$1B given to faith-based groups in 2003, by Laura Meckler, AP writer
"The government gave more than $1 billion in 2003 to organizations it considers 'faith-based,' with some going to programs where prayer and spiritual guidance are central and some to organizations that do not consider themselves religious at all.
Many of these groups have entirely secular missions and some organizations were surprised to find their names on a list of faith-based groups provided to The Associated Press by the White House.
'Someone has obviously designated us a faith-based organization, but we don't recognize ourselves as that,' said Stacey Denaux, executive director of Crisis Ministries, a homeless shelter and soup kitchen in Charleston, S.C.

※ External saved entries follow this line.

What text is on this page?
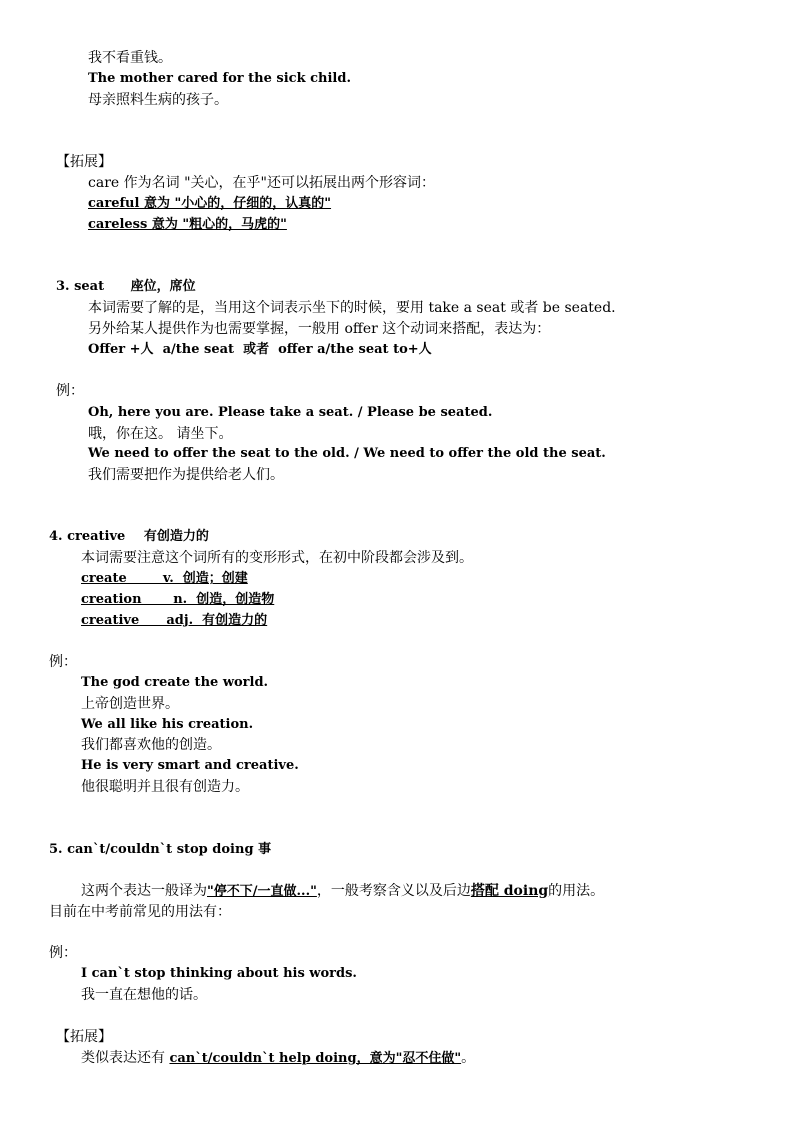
我不看重钱。
The mother cared for the sick child.
母亲照料生病的孩子。
【拓展】
care 作为名词 "关心，在乎"还可以拓展出两个形容词：
careful 意为 "小心的，仔细的，认真的"
careless 意为 "粗心的，马虎的"
3. seat 座位，席位
本词需要了解的是，当用这个词表示坐下的时候，要用 take a seat 或者 be seated.
另外给某人提供作为也需要掌握，一般用 offer 这个动词来搭配，表达为：
Offer +人  a/the seat  或者  offer a/the seat to+人
例：
Oh, here you are. Please take a seat. / Please be seated.
哦，你在这。 请坐下。
We need to offer the seat to the old. / We need to offer the old the seat.
我们需要把作为提供给老人们。
4. creative 有创造力的
本词需要注意这个词所有的变形形式，在初中阶段都会涉及到。
create        v.  创造；创建
creation       n.  创造，创造物
creative      adj.  有创造力的
例：
The god create the world.
上帝创造世界。
We all like his creation.
我们都喜欢他的创造。
He is very smart and creative.
他很聪明并且很有创造力。
5. can`t/couldn`t stop doing 事
这两个表达一般译为"停不下/一直做..."，一般考察含义以及后边搭配 doing的用法。
目前在中考前常见的用法有：
例：
I can`t stop thinking about his words.
我一直在想他的话。
【拓展】
类似表达还有 can`t/couldn`t help doing，意为"忍不住做"。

Other grant recipients are religious, offering social service programs that the government may have deemed too religious to receive money before President Bush took office. "
I pose the question.....What's wrong with federal funding of faith-based social services groups? What's actually wrong with providing faith-based homeless, hunger and rehabilitiation service programs equal footing with secular community-based groups when applying for grants?

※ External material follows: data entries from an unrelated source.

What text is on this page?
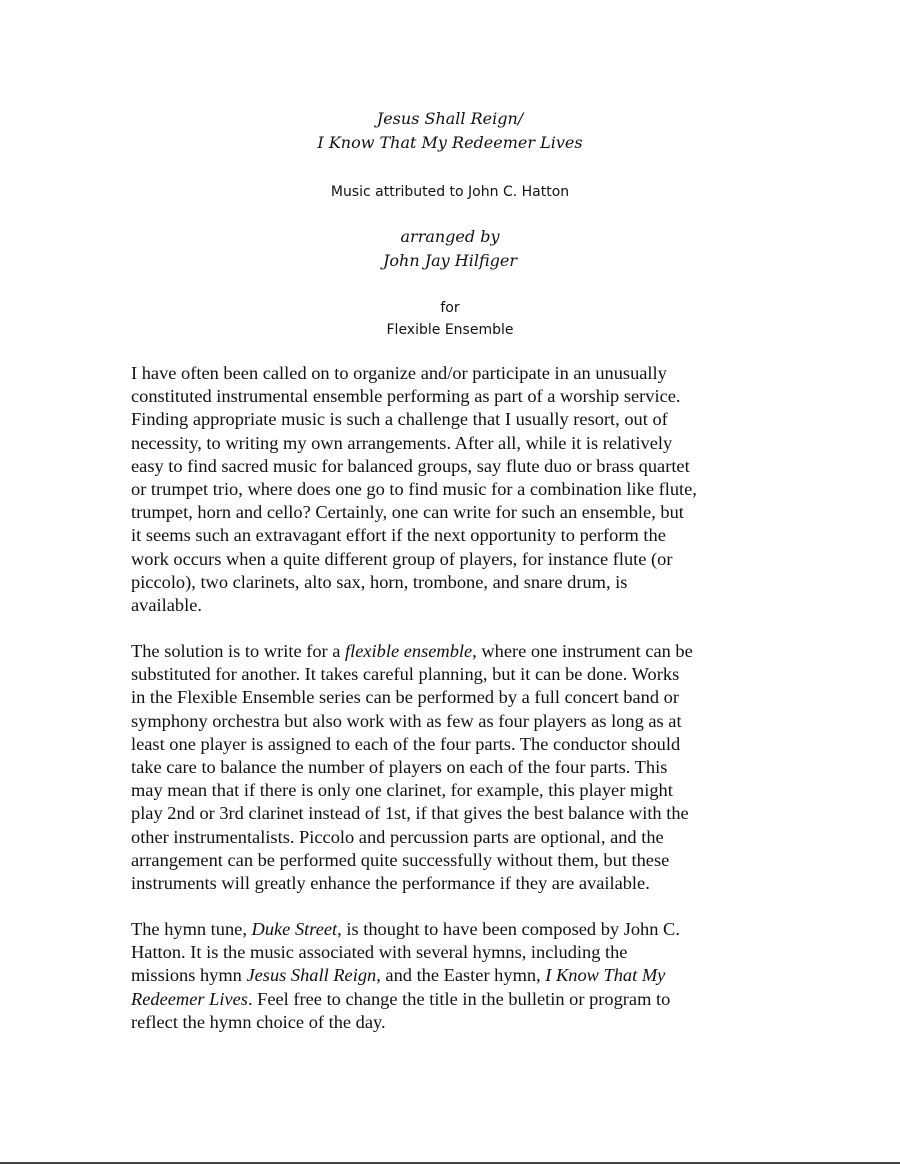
Jesus Shall Reign/
I Know That My Redeemer Lives
Music attributed to John C. Hatton
arranged by
John Jay Hilfiger
for
Flexible Ensemble

I have often been called on to organize and/or participate in an unusually
constituted instrumental ensemble performing as part of a worship service.
Finding appropriate music is such a challenge that I usually resort, out of
necessity, to writing my own arrangements. After all, while it is relatively
easy to find sacred music for balanced groups, say flute duo or brass quartet
or trumpet trio, where does one go to find music for a combination like flute,
trumpet, horn and cello? Certainly, one can write for such an ensemble, but
it seems such an extravagant effort if the next opportunity to perform the
work occurs when a quite different group of players, for instance flute (or
piccolo), two clarinets, alto sax, horn, trombone, and snare drum, is
available.

The solution is to write for a flexible ensemble, where one instrument can be
substituted for another. It takes careful planning, but it can be done. Works
in the Flexible Ensemble series can be performed by a full concert band or
symphony orchestra but also work with as few as four players as long as at
least one player is assigned to each of the four parts. The conductor should
take care to balance the number of players on each of the four parts. This
may mean that if there is only one clarinet, for example, this player might
play 2nd or 3rd clarinet instead of 1st, if that gives the best balance with the
other instrumentalists. Piccolo and percussion parts are optional, and the
arrangement can be performed quite successfully without them, but these
instruments will greatly enhance the performance if they are available.

The hymn tune, Duke Street, is thought to have been composed by John C.
Hatton. It is the music associated with several hymns, including the
missions hymn Jesus Shall Reign, and the Easter hymn, I Know That My
Redeemer Lives. Feel free to change the title in the bulletin or program to
reflect the hymn choice of the day.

At first sound byte, the idea is divinely inspired. Most religious-related groups labor with love and fervor to serve all humanity. It seems only fair that religious organizations not be handicapped by discrimination in the race against secular groups for federal funds.
In January 2001, President Bush created, via Executive Order, the White House Office of Faith-Based and Community Initiatives. Since then, Centers for Faith-Based and Community Initiatives were established at seven federal agencies, assistance and guidebooks were provided to religious organizations to enable them to apply for government funds, and webs sites were created for speedy access to info and applications.

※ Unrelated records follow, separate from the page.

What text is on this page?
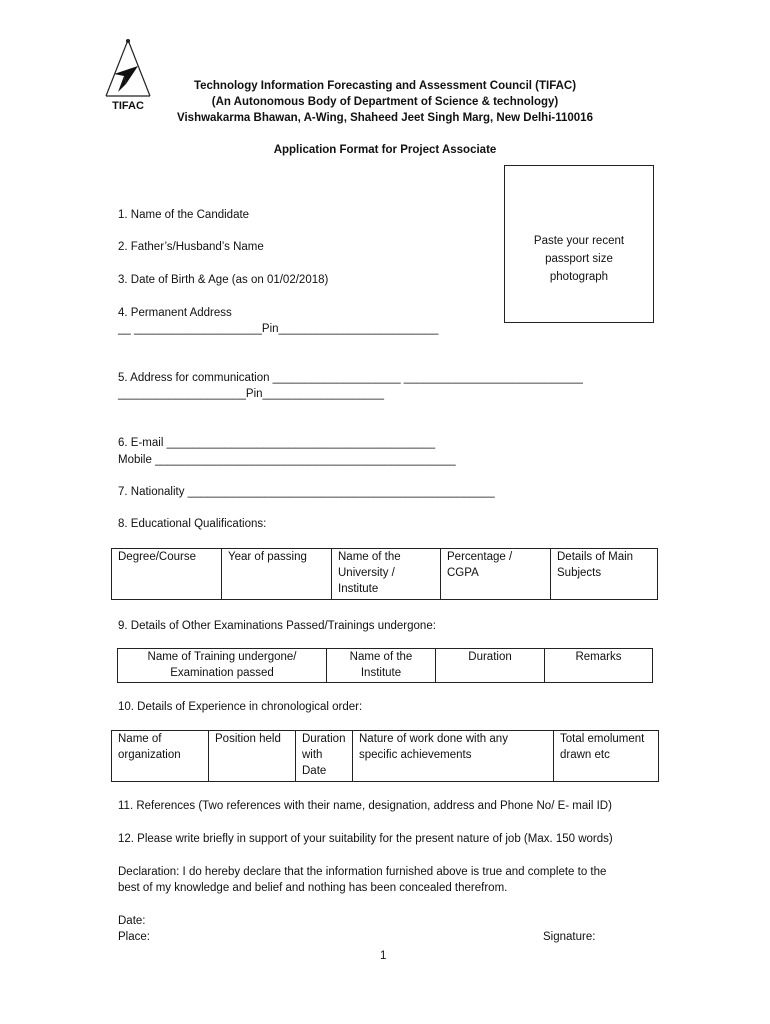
TIFAC
Technology Information Forecasting and Assessment Council (TIFAC)
(An Autonomous Body of Department of Science & technology)
Vishwakarma Bhawan, A-Wing, Shaheed Jeet Singh Marg, New Delhi-110016
Application Format for Project Associate
Paste your recent
passport size
photograph
1. Name of the Candidate
2. Father’s/Husband’s Name
3. Date of Birth & Age (as on 01/02/2018)
4. Permanent Address
__ ____________________Pin_________________________
5. Address for communication ____________________ ____________________________
____________________Pin___________________
6. E-mail __________________________________________
Mobile _______________________________________________
7. Nationality ________________________________________________
8. Educational Qualifications:
Degree/Course	Year of passing	Name of the University / Institute	Percentage / CGPA	Details of Main Subjects
9. Details of Other Examinations Passed/Trainings undergone:
Name of Training undergone/ Examination passed	Name of the Institute	Duration	Remarks
10. Details of Experience in chronological order:
Name of organization	Position held	Duration with Date	Nature of work done with any specific achievements	Total emolument drawn etc
11. References (Two references with their name, designation, address and Phone No/ E- mail ID)
12. Please write briefly in support of your suitability for the present nature of job (Max. 150 words)
Declaration: I do hereby declare that the information furnished above is true and complete to the
best of my knowledge and belief and nothing has been concealed therefrom.
Date:
Place:	Signature:
1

And in February 2004, the President issued an Executive Order earmarking an astonishing $3.7 billion to be doled out to faith-based and other community organizations.
Apparently, Bush's faith-based initiative was never intended to level the proverbial playing field for religious-related groups in the federal grants process. As originally conceived, Bush's faith-based initiative was to be the centerpiece of his administration's domestic agenda, spearheading the final attack on the New Deal and the War on Poverty, transferring a host of government programs from federal agencies to the religious sector.
It was never intended to give religious organizations equal footing in the grant application process. It was never intended to augment existing federal programs. It was intended to replace the federal social services agency segment, thus removing the federal government entirely from the process of caring compassionately for its citizens.